I've used regular pedometers in the past and once I heard about the Fitbit, probably a year before it was released, I was extremely interested in getting one.
The Fitbit uses a technology similar to what you find in a Nintendo Wii to track how many steps you take. Once you are in range of the charging station, which also doubles as a receiver for grabbing the number of steps you've taken from the Fitbit as well as information on how much battery charge is left. The data is then uploaded to Fitbit's own site, where it keeps track of your steps and determines the number of calories you've burned. Additionally, the Fitbit site can be used to also track your calorie intake and has a database of a number of foods. For what it doesn't have, you can enter manually and have it available for you to use in the future. If it is something you eat pretty often, you can mark it as a favorite and have it available on a side menu instead of having to search for it each time. You can also enter activities such as running and bicycling or select an activity from their database. The site also indicates how much power is left in your Fitbit and can be used to track your weight, mood, and various other indicators that may or may not be important to you. The Fitbit site can be used for free without the purchase of a Fitbit and there is also a premium version of the site where you can track more data, but I do not use it.
The Fitbit can also be used to track your sleep. Included is a cloth wrist wrap with velcro that contains a sleeve for the Fitbit. When put into sleep mode, the Fitbit then tracks how restful your sleep is. I used this functionality only once. I don't care for having something on my wrist while I am trying to sleep and the Fitbit eventually fell out of the sleeve. I usually have a good, deep sleep so this information is not important to me.

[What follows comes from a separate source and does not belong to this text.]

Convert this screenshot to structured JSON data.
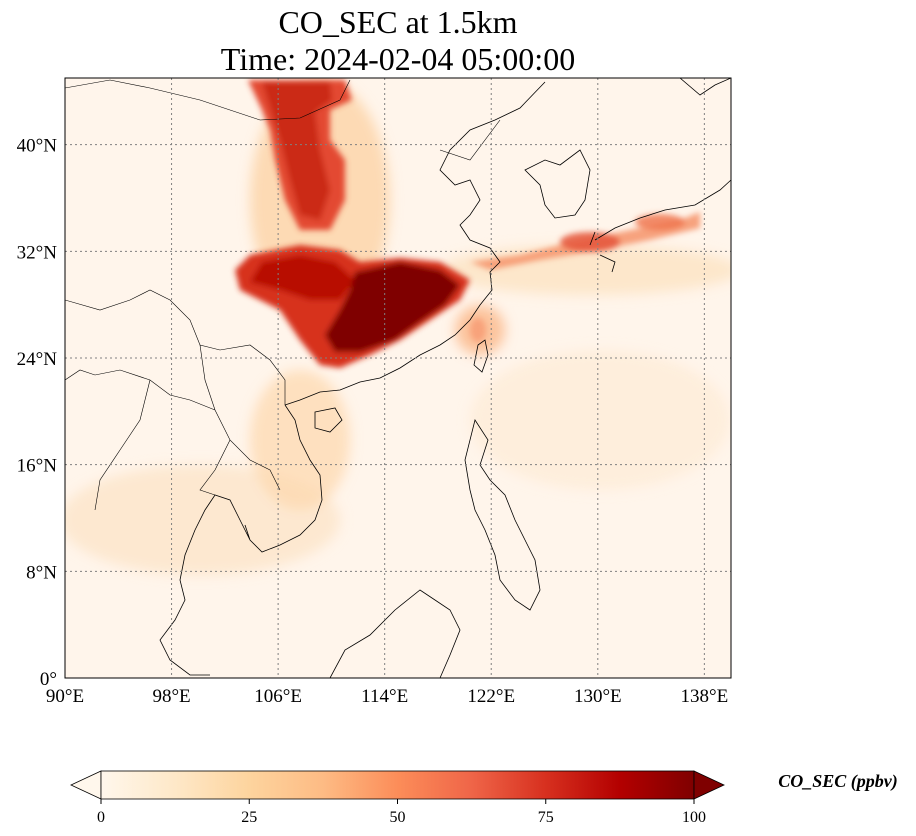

I found the Fitbit accurate, reporting the same amount of steps that I normally got with a regular pedometer. I don't wear it when riding a stationary bike, lifting weights, or working out with a kettlebell (which, sadly, is not in Fitbit's activity database) and instead keep track of how long I did the activity, and in the case of the stationary bike, what distance I went. The holster you can place the Fitbit in and attach to a belt (or some other kind of clothing) works well, though can be annoying when it rubs against skin.
Be wary of using the Fitbit site to monitor how much battery charge is left in the Fitbit. It records full for a bit after fully charging the Fitbit, but then tends to stay at a status of high, even when it may not reflect reality. I had one morning where the Fitbit site indicated a high battery charge status, but the Fitbit ended running out of power 5 hours later. The Fitbit runs for about 5 days on a full charge, so I would expect a status of medium about 2.5 days later and a status of low when there is about 1 day left. As a further example, the Fitbit site recorded a high battery charge status, but when I plugged the Fitbit into the charging station, the Fitbit indicator (which can also show steps when you push the Fitbit's button) showed 1 bar of battery power left. I'll end up putting a calendar reminder every 5 days to charge the Fitbit.
Overall, I am pleased with the Fitbit and look forward to using it as a weapon in the battle against the bulge.